What began as an idea to help malnourished children in developing African countries, has led to Tyson and Cobb-Vantress employees teaching farmers how to raise chickens there through OneEgg, a 501(c)(3) nonprofit.
In a news release Thursday, Tyson and three partners agreed to give grants totaling $328,000 for three OneEgg projects that offer fresh chicken eggs to children in need in Nepal and Ethiopia and to expectant mothers in Honduras.
"All three projects reflect the core values of Tyson Foods: to raise the world's expectations of how much good food can do," said Tyson spokesman Derek Burleson. "All three projects are doing that in their own unique way. But the bottom line is they are benefiting people who critically need protein."
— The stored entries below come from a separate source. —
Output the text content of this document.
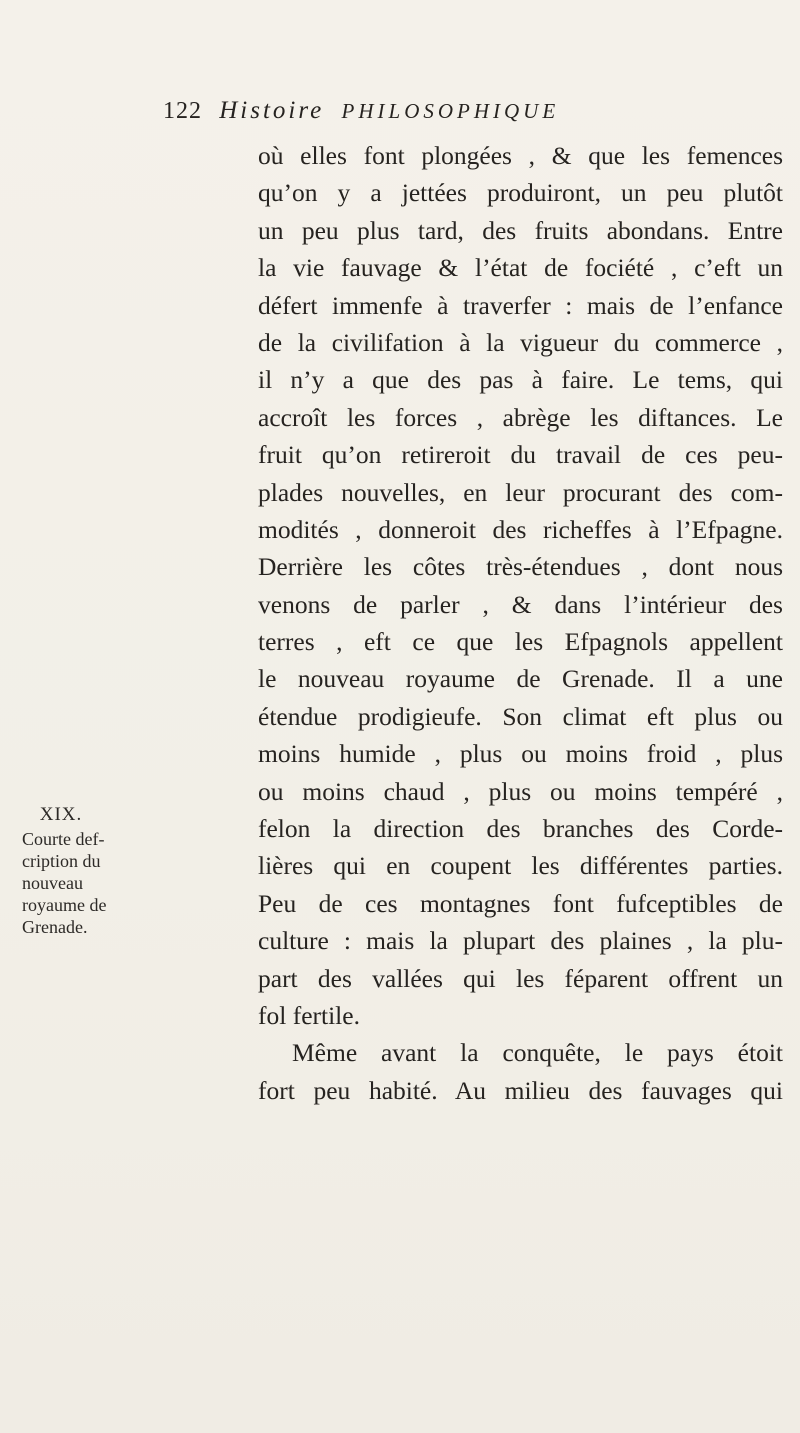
122 Histoire PHILOSOPHIQUE
XIX.
Courte def-
cription du
nouveau
royaume de
Grenade.
où elles font plongées , & que les femences
qu’on y a jettées produiront, un peu plutôt
un peu plus tard, des fruits abondans. Entre
la vie fauvage & l’état de fociété , c’eft un
défert immenfe à traverfer : mais de l’enfance
de la civilifation à la vigueur du commerce ,
il n’y a que des pas à faire. Le tems, qui
accroît les forces , abrège les diftances. Le
fruit qu’on retireroit du travail de ces peu-
plades nouvelles, en leur procurant des com-
modités , donneroit des richeffes à l’Efpagne.
Derrière les côtes très-étendues , dont nous
venons de parler , & dans l’intérieur des
terres , eft ce que les Efpagnols appellent
le nouveau royaume de Grenade. Il a une
étendue prodigieufe. Son climat eft plus ou
moins humide , plus ou moins froid , plus
ou moins chaud , plus ou moins tempéré ,
felon la direction des branches des Corde-
lières qui en coupent les différentes parties.
Peu de ces montagnes font fufceptibles de
culture : mais la plupart des plaines , la plu-
part des vallées qui les féparent offrent un
fol fertile.
Même avant la conquête, le pays étoit
fort peu habité. Au milieu des fauvages qui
The news comes two years after Nepal was wrecked by an earthquake that killed 9,000 people, injured nearly 22,000 and damaged about 50 percent of the country's gross domestic product, according to reports from the Nepalese government. With a combined investment of $100,000 from Tyson and an area agribusiness, 7,000 children are expected to get an egg three times a week over the next two years, up from a reported 700 kids at 12 schools located in Rupandehi, Palpa and Kathmandu.
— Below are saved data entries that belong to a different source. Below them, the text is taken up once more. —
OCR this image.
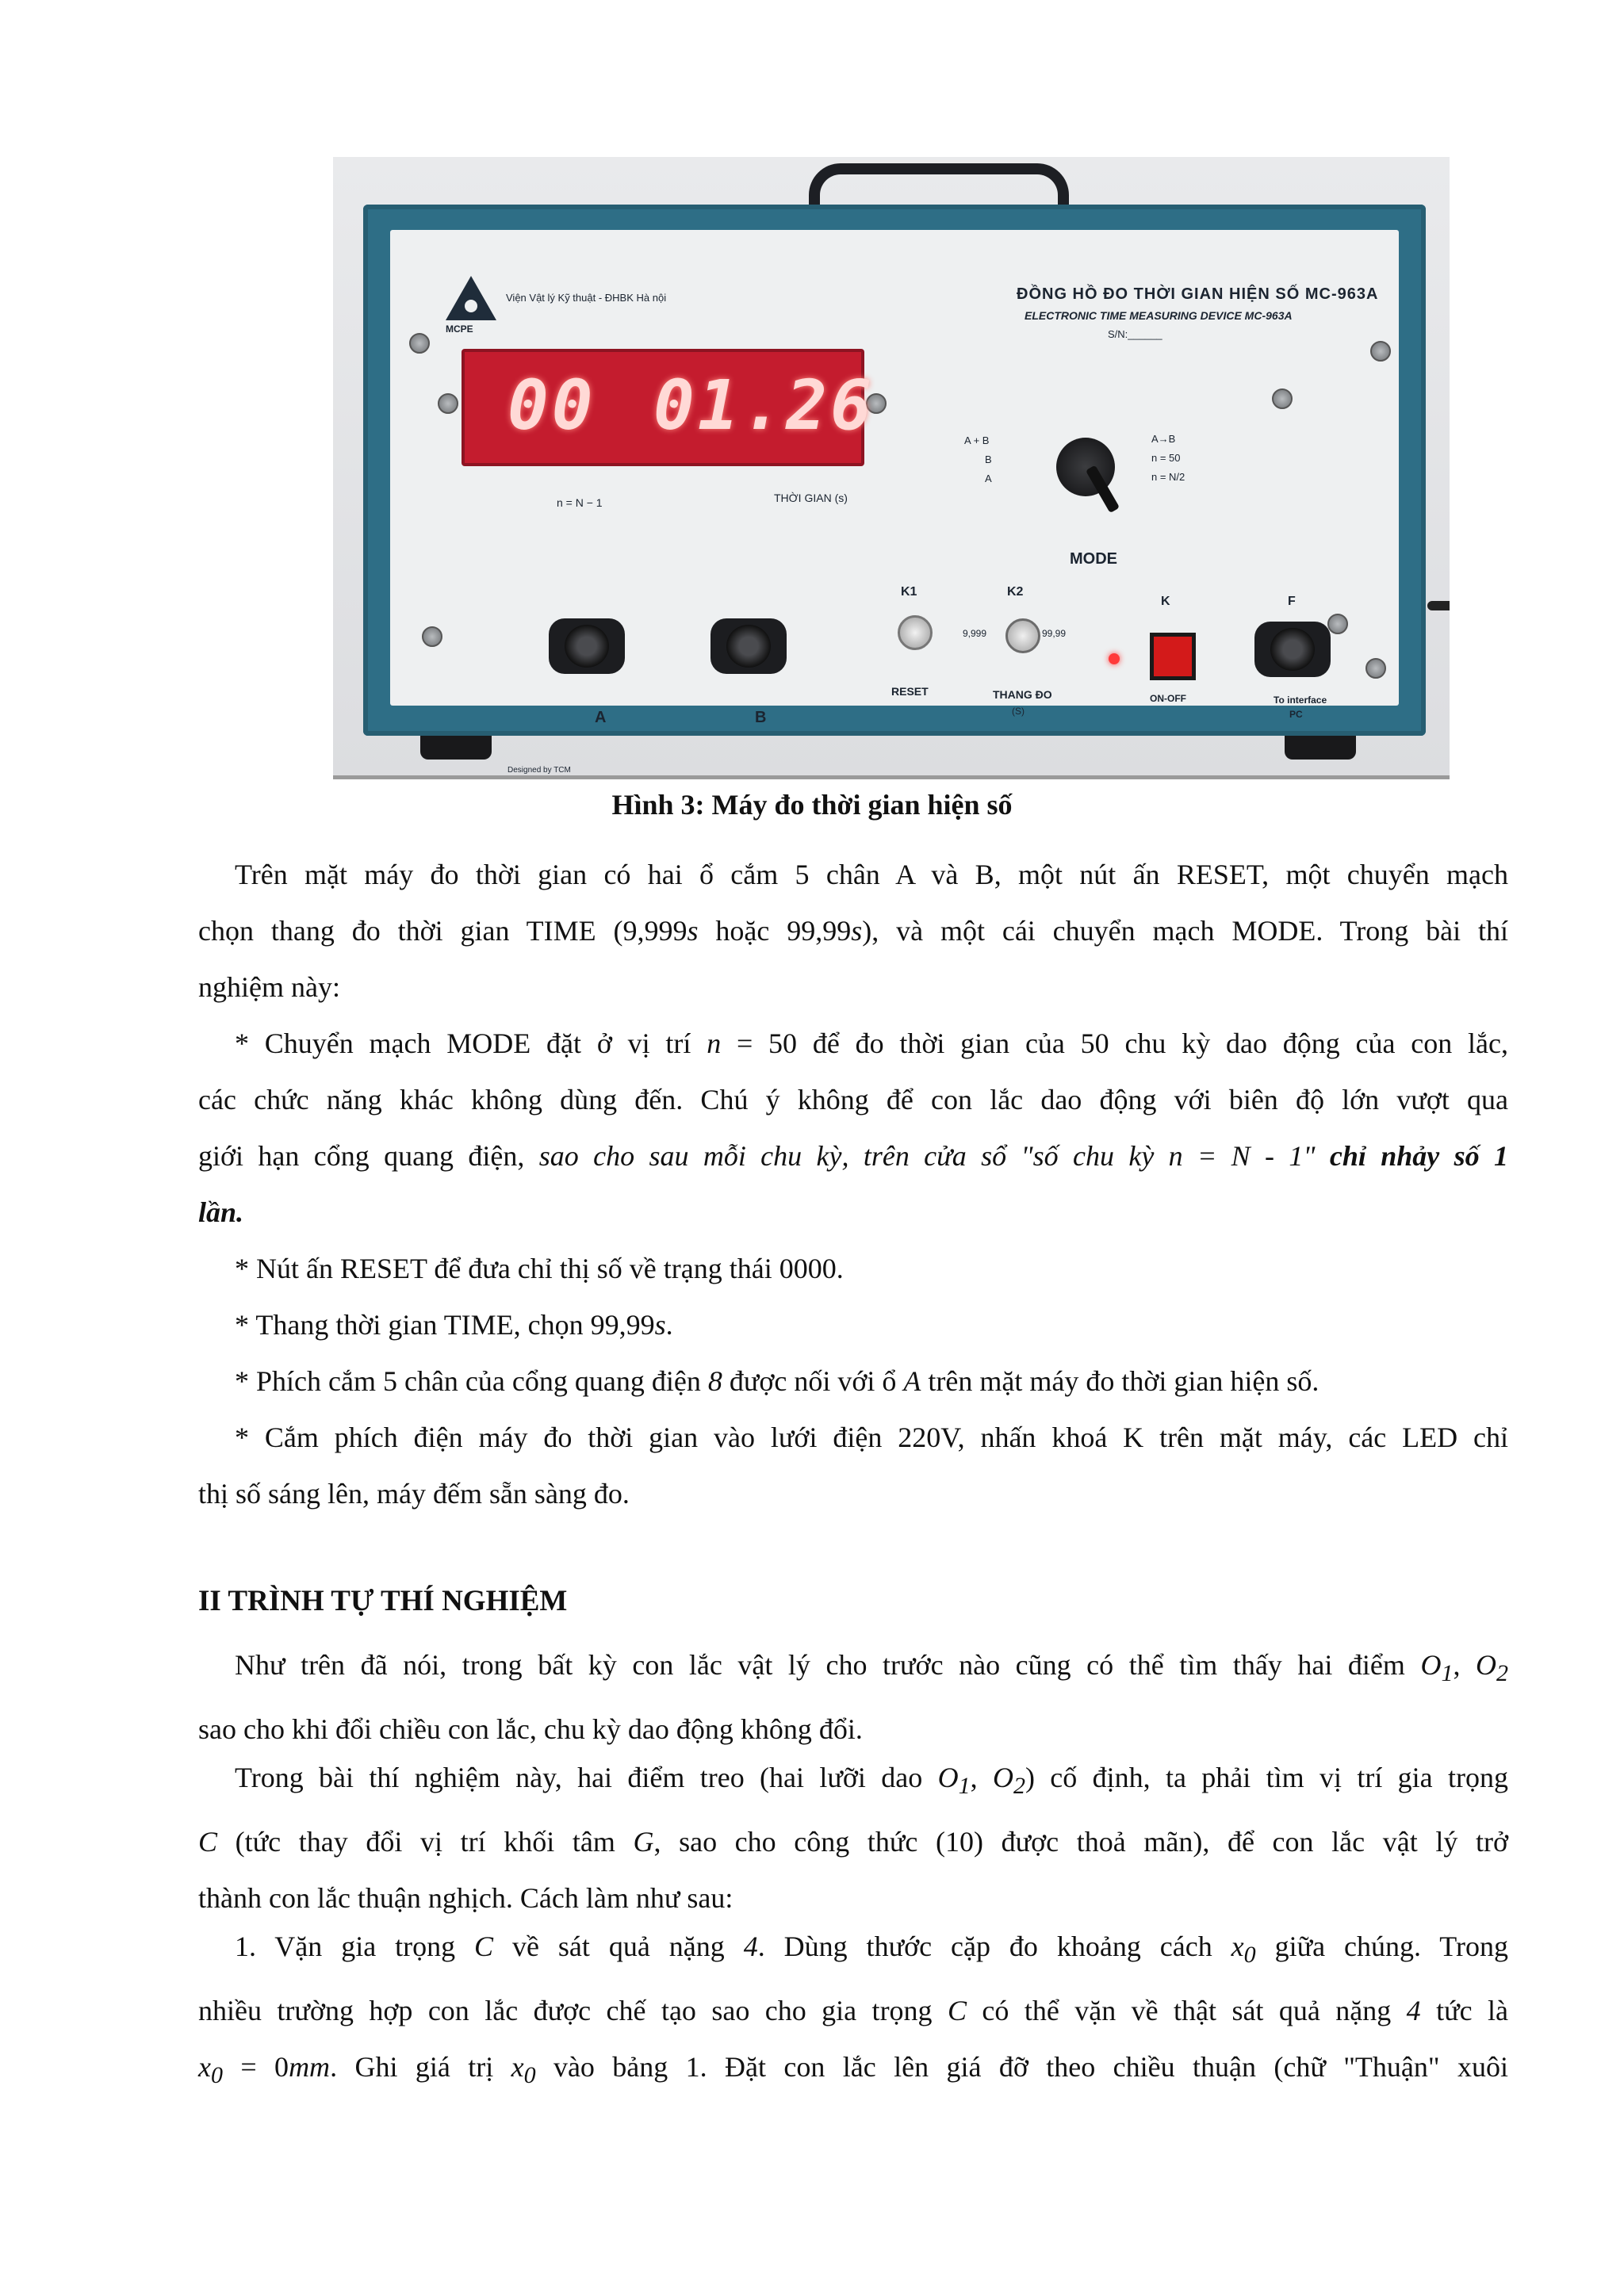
Viện Vật lý Kỹ thuật - ĐHBK Hà nội
MCPE
ĐỒNG HỒ ĐO THỜI GIAN HIỆN SỐ MC-963A
ELECTRONIC TIME MEASURING DEVICE MC-963A
S/N:______
00 01.26
n = N − 1	THỜI GIAN (s)
A + B
B
A
A→B
n = 50
n = N/2
MODE
A	B
K1
RESET
K2
9,999	99,99
THANG ĐO
(S)
K
ON-OFF
F
To interface
PC
Designed by TCM
Hình 3: Máy đo thời gian hiện số
Trên mặt máy đo thời gian có hai ổ cắm 5 chân A và B, một nút ấn RESET, một chuyển mạch
chọn thang đo thời gian TIME (9,999s hoặc 99,99s), và một cái chuyển mạch MODE. Trong bài thí
nghiệm này:
* Chuyển mạch MODE đặt ở vị trí n = 50 để đo thời gian của 50 chu kỳ dao động của con lắc,
các chức năng khác không dùng đến. Chú ý không để con lắc dao động với biên độ lớn vượt qua
giới hạn cổng quang điện, sao cho sau mỗi chu kỳ, trên cửa sổ "số chu kỳ n = N - 1" chỉ nhảy số 1
lần.
* Nút ấn RESET để đưa chỉ thị số về trạng thái 0000.
* Thang thời gian TIME, chọn 99,99s.
* Phích cắm 5 chân của cổng quang điện 8 được nối với ổ A trên mặt máy đo thời gian hiện số.
* Cắm phích điện máy đo thời gian vào lưới điện 220V, nhấn khoá K trên mặt máy, các LED chỉ
thị số sáng lên, máy đếm sẵn sàng đo.
II TRÌNH TỰ THÍ NGHIỆM
Như trên đã nói, trong bất kỳ con lắc vật lý cho trước nào cũng có thể tìm thấy hai điểm $O_1$, $O_2$
sao cho khi đổi chiều con lắc, chu kỳ dao động không đổi.
Trong bài thí nghiệm này, hai điểm treo (hai lưỡi dao $O_1$, $O_2$) cố định, ta phải tìm vị trí gia trọng
C (tức thay đổi vị trí khối tâm G, sao cho công thức (10) được thoả mãn), để con lắc vật lý trở
thành con lắc thuận nghịch. Cách làm như sau:
1. Vặn gia trọng C về sát quả nặng 4. Dùng thước cặp đo khoảng cách $x_0$ giữa chúng. Trong
nhiều trường hợp con lắc được chế tạo sao cho gia trọng C có thể vặn về thật sát quả nặng 4 tức là
$x_0 = 0mm$. Ghi giá trị $x_0$ vào bảng 1. Đặt con lắc lên giá đỡ theo chiều thuận (chữ "Thuận" xuôi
"After the 2015 earthquake devastated Nepal, we saw an opportunity to help change the lives of those who were suffering," Moushimi Shrestha, co-founder of Shreenagar Agro, a leading agribusiness in Nepal, said in a statement Thursday. "Because of the partnership with Tyson Foods ... we are expanding those efforts."
OneEgg began in 2008 as a plan hatched by a Memphis businessman, a church leader in Rwanda and a woman at Tyson Foods to feed African youths suffering from hunger while supplying jobs for families, according to the organization's website. A year later, the first OneEgg farm was planned for Rwanda. Since then, poultry operations have cropped up in other countries, including Uganda and Haiti, with the financial and technical aid of Tyson and other businesses through OneEgg.
Tyson has offered technical expertise the last 10 years to the nonprofit, but its first financial donation of $341,490 was made last year to help build an egg farm in Haiti. In the news release, Tyson agreed to give a total of $171,500 to varying projects. Honduras Outreach International, Project Mercy and a Nepal agribusiness agreed to match Tyson's donations by $50,000, $56,500 and $50,000, respectively.
Tyson's joint investment with Project Mercy, a Christian organization in Ethiopia, will go toward projects that bring egg production to the Yeteban community.
The investment in Honduras is different from the others in that officials want to study the effects of giving eggs to malnourished children and expectant mothers. Through the backing of Tyson and Honduras Outreach International, the nonprofit plans to research the impact of one egg a day on a child's physical development.
"Although the OneEgg model is great, we don't have good research," said Chris Ordway, executive director of OneEgg. "Interestingly enough, it's not well researched. There's a lot on animal protein, but not a lot when you isolate eggs."
The nonprofit is awaiting approval from a U.S.-based university to move forward with the study. The research institution's name was not disclosed in the news release. Ordway said the University of Florida has been working with OneEgg for the pending study. The plan is to watch the effect of eggs in the diet of children up to age 2. Once the study has been approved, researchers will measure the impact on pregnant mothers and children in Honduras.
Kristine Madsen, faculty director and professor at the University of California-Berkeley Food Institute, agreed with the idea behind the study, but questioned whether researchers also plan to study the unintended consequences that come with chicken eggs.
"They run the risk of creating high cholesterol in kids," Madsen said. "I think one of the issues is that, generally speaking, varied diets are very important. ... So I find it interesting this might be narrowing the reference frame for kids."
When comparing a varied diet to malnutrition, however, Madsen said "I see that as a more important issue than a narrow palate."
The other issue Madsen pointed to dealt with the expense of animal production.
"We know they tend to take more input than plant-based products in terms of feed and water," she said.